Komisi III DPR mengungkapkan alasan revisi Kode Prosedur Pidana perlu segera dibahas


Ketentuan yang diatur dalam KUHAP saat ini menimbulkan berbagai masalah. Kode Prosedur Pidana yang baru diharapkan untuk menyelesaikan masalah ini.

Sesi pleno DPR secara resmi membuka periode persidangan III tahun sesi 2024-2025. DPR dan peralatan kembali bekerja untuk melaksanakan tugas dan fungsi mereka di bidang undang -undang setelah reses. Ketua Komisi Dewan Perwakilan Rakyat III, Habiburokhman, mengatakan diskusi tentang revisi tersebut Hukum No.8 tahun 1981 Mengenai KUHP (KUHAP) terus bergulir.

Komisi III akan mengunjungi berbagai organisasi masyarakat sipil dan akademisi untuk menyerap aspirasi. Tentang aspirasi yang meminta diskusi tentang revisi Kode Prosedur Pidana, jangan terburu -buru, Habiburokhman mengatakan diskusi itu dilakukan segera dalam konteks positif. Karena Kode Prosedur Pidana saat ini menuai berbagai masalah.

“Setiap hari ada orang yang menderita karena kode prosedur kriminal saat ini, mungkin ada seseorang yang meninggal karena disiksa tetapi tidak tertangkap, beberapa dipenjara secara sewenang -wenang tetapi tidak diekspos,” katanya kepada kru media di ruang sidang Dewan Perwakilan Rakyat III, Kamis (4/17/2025).

Baca juga:

Politisi dari Gerakan Besar Indonesia (Gerindra) mengatakan masalahnya akan terus terjadi jika kode prosedur pidana saat ini masih valid. Dia berharap tidak akan ada upaya untuk membuat proses diskusi tentang KUHP.

“Menurut pendapat kami, itu pasti cepat,” katanya.

Dia mengatakan ketentuan yang ditetapkan dalam KUHP Prosedur cukup mengkhawatirkan. Sangat mudah untuk menentukan tersangka, dan mengkriminalisasi. Mekanisme pra -trial hampir tidak berguna karena hanya formal dan administratif. KUHAP sekarang tidak mengatur tentang Keadilan restoratif. Tidak memberikan perlindungan terhadap kelompok yang rentan.
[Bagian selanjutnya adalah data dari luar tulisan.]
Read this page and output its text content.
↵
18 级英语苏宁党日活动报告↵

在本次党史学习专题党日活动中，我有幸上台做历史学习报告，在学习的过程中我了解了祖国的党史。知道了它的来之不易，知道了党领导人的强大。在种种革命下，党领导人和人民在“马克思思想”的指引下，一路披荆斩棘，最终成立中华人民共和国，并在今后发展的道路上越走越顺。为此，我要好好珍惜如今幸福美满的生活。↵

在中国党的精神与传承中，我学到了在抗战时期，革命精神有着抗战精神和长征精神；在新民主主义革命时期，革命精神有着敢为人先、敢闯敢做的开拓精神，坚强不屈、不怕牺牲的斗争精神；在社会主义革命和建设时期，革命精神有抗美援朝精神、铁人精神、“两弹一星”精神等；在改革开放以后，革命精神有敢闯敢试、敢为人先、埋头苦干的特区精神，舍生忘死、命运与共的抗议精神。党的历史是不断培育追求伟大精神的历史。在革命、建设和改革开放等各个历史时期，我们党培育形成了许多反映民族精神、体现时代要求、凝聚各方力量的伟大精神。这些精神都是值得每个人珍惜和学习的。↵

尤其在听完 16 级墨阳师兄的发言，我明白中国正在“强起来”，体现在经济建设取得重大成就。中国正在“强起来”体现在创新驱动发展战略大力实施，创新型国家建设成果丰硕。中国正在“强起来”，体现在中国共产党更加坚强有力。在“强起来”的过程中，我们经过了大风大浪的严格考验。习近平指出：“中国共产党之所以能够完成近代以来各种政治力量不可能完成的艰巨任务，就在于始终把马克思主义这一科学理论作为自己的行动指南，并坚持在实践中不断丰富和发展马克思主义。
Menurut Habiburokhman, masalah ini harus segera berakhir. KUHP tidak memberikan pengaturan yang adil. Dia mengutip kasus ini di Palu, di mana para tahanan meninggal dan pihak berwenang berdebat karena penyakit. Tetapi tampaknya dari bukti rekaman CCTV menemukan penganiayaan. KUHP PRICHINAL tidak ada untuk mengatur pengawasan salah satu dari mereka CCTV, jadi masalah ini lolos dari pemantauan.

Baca Juga:  Pembenaran Otokrasi dalam Proses Legislatif

(Tagstotranslate) Kawalruukuhap (T) Ruuharusterang (T) DPR (T) Masyarakat


Sumber: hukumonline

Source link

Tinggalkan Balasan

Alamat email Anda tidak akan dipublikasikan. Ruas yang wajib ditandai *

© LBH CADHAS 2024.
All rights reserved.
//
Tim dukungan konsultasi siap menjawab pertanyaan Anda.
👋 Hallo, Silahkan beri tahu apa yang dapat kami bantu?
LBH CADHAS Kami ingin menunjukkan kepada Anda pemberitahuan untuk berita dan pembaruan terkini.